カザフスタン戦で選手達はコーチ陣に忠誠心を誓ってくれたし、今日の午前にはサッカー協会が我々の残留を希望してくれた。信じられないほどの国民の支持も感じている。とりわけ、予選最後の試合が終わった後にはね。
我々コーチ陣の願望に関して疑うことはない。なぜならこの選手達のグループを絶対的に信用しているからだ。全員に対する信用、モチベーション、モラル的な義務を私達は持っているんだ。それだけに代表の指揮を続けることに決めたのさ」
と続投の理由を答えました。次のユーロ予選ではチームに新たな変化を求めていくのか、との質問には
「ワールドカップ予選では目標は満たされなかったとはいえ、大きな変化を求めていかないつもりだ。もちろん、ある選手は代表ユニフォームと別れを告げるかもしれない。しかし、理性に基づいて我々は今回の予選を分析していくつもりだ」
と述べています。
また今回のワールドカップ予選の敗退に関しては
「不成功に終わったと言わねばならない。けれども常に我々は世界のトップクラスに位置している(現在のFIFAランクは8位)。予選のスタートから多くの怪我人とハンデキャップを抱えてしまい、敗退することとなった。しかしながら、イングランド戦を除けばどの試合でも我々は相手を上回っていたんだ」
と弁解しています。
サッカー協会の最高委員会の承認を受けたのち、ビリッチ並びにコーチ陣は新たな2年契約を結ぶことになります。この決定に大喜びしているのはきっと選手達で、屈辱をバネに次のユーロ2012に向けて全力を尽くすことになるでしょう。

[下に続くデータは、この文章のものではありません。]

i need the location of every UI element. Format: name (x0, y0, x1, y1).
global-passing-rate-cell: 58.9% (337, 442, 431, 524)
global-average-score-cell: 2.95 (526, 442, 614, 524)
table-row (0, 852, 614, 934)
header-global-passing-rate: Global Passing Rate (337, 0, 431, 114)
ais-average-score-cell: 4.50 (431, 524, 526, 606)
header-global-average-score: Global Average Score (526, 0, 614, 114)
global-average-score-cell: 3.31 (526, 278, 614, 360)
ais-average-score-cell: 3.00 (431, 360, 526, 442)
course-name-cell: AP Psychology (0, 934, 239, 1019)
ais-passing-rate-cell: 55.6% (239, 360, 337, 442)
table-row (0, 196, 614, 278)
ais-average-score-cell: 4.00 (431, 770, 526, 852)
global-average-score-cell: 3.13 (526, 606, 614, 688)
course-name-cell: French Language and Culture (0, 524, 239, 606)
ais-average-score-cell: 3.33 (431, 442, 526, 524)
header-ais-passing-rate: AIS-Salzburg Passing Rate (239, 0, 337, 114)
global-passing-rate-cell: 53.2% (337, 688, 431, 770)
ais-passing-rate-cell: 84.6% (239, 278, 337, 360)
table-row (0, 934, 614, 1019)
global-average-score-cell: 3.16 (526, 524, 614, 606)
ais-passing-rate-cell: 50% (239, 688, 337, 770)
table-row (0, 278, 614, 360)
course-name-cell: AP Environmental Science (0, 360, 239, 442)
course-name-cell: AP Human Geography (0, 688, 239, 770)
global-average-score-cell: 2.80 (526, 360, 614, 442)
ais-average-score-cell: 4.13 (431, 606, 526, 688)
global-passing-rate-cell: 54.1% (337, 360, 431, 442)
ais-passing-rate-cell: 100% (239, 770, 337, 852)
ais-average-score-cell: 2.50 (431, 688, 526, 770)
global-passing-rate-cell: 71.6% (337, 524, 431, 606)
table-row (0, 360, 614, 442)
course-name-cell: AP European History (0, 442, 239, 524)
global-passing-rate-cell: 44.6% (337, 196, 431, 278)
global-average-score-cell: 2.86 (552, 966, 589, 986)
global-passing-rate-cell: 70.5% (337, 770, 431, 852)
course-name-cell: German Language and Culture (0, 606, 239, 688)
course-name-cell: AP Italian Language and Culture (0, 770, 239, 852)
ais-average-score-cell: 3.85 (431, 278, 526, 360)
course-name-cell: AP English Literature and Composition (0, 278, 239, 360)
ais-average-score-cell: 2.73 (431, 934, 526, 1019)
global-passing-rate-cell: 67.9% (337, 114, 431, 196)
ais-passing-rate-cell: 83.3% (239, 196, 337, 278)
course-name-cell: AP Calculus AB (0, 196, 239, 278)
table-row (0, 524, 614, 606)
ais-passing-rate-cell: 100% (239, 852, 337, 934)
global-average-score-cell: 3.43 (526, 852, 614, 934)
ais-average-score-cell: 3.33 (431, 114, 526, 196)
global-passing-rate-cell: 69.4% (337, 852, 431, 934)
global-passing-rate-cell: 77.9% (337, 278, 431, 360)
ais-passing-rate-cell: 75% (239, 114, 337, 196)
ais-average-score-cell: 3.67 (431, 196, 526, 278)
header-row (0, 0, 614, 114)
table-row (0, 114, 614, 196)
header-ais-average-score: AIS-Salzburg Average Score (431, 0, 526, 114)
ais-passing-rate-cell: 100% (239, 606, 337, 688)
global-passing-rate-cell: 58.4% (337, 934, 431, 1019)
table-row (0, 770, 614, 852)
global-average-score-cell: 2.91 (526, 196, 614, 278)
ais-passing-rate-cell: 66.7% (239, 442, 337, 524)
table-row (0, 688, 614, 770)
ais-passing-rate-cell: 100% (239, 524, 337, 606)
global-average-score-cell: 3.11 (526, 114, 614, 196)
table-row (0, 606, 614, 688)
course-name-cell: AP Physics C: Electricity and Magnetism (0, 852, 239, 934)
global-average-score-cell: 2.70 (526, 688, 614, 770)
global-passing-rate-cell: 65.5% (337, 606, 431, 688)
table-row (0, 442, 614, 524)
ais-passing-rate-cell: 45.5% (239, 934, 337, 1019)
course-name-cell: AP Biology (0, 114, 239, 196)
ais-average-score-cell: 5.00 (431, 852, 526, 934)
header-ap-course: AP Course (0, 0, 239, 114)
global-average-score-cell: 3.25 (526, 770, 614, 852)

ロベルト・コヴァチが代表引退し、追放したシムニッチとクリジャナッツの取扱など守備陣の再編・構成が大きな課題となりますが、しばらく時間もあるので予選敗北の分析をしっかりと進め、次の予選に向けて準備を進めて欲しいところです。ちなみにビリッチは「95%はこれまでと同じ路線で行く」と述べています。